D’autres spectacles s’annoncent pour Novembre et Décembre : Gérard Pierron et Bernard Meulien (textes de Gaston Couté, cf chronique sur le blog en juillet) à Grenoble par exemple d’ici une semaine, puis d’autres, connus, méconnus, nombreux en tout cas. Ne soyez pas jaloux, allez sur le site de « Tranches de scènes », il y a sûrement quelqu’un de très bien qui chante un de ces soirs, près de chez vous, dans une petite salle sympa.

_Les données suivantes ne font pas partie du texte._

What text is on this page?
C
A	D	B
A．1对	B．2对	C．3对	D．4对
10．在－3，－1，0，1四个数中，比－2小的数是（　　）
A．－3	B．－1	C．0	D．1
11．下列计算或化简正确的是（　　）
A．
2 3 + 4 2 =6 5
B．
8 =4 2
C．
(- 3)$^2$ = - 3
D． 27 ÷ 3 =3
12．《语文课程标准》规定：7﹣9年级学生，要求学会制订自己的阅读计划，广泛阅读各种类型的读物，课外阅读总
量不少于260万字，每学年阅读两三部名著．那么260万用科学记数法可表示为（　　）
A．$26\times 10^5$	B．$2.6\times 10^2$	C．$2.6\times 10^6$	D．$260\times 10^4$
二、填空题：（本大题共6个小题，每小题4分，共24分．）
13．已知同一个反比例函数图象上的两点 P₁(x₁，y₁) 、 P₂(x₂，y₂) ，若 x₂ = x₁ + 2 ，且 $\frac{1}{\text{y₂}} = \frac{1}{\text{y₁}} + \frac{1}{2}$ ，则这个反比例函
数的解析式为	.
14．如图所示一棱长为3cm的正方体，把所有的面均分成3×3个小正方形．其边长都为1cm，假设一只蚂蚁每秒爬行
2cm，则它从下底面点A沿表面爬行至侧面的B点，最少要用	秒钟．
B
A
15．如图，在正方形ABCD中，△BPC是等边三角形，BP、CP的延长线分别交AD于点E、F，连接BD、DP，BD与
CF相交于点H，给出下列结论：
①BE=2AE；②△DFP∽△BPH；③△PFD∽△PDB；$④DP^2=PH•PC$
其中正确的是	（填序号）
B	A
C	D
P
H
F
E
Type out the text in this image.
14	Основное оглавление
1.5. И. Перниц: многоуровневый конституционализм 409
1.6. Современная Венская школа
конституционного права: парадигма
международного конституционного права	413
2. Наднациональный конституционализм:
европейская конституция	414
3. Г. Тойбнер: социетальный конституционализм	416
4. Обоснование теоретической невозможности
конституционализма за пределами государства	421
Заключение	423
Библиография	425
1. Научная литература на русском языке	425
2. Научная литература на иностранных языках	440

Allez-y à ces concerts et soutenez la chanson d’expression française, la vraie… Les autres, les stars, n’ont pas besoin de vos royalties pour vivre ! Quant à « Tranches de scènes », si vous trouvez l’initiative intéressante, personne ne vous interdit d’adhérer à l’association pour la soutenir (cf site).

One Comment so far...

Pascaline Says:

15 novembre 2008 at 10:02.

Voici quelques mots que j’avais postés sur mes listes de prédilection au lendemain de ce spectacle bouleversant.

« Ses chansons sont des manuels de résistance » disait mon petit prospectus sur Michel.

Ah, ce Kosovar qu’il a pris en stop et dont il regardait les mains, comme s’il s’agissait d’outils, cet homme qui cherchait du travail ! Toutes ces existences en péril que nous croisons parfois…

Mon prospectus disait « Paccoud est un poing dans la gueule, un crachat dans la soupe » : le poing dans la gueule, ve l’ai pris, et v’en ai encore les mâchoires bloquées. Le nombre de dents crachées sur le tapis, j’ai pas compté.

Voilà. Je ne vous aurai pas fait partager ce que j’ai vécu, car il n’y a qu’une façon, c’est d’aller voir sur scènes ces deux « monuments ». Je vous y invite instamment…

C’est important de ne pas se sentir seul à penser comme on pense, et sûrement pas dans le droit fil de la pensée unique. C’est important de croiser, sur scène et dans la salle, de ces gens autres qui ont d’autres valeurs. C’est difficile de refaire le monde, mais il faut au moins retrouver ceux qui le désirent aussi fort et le gueulent à pleins poumons.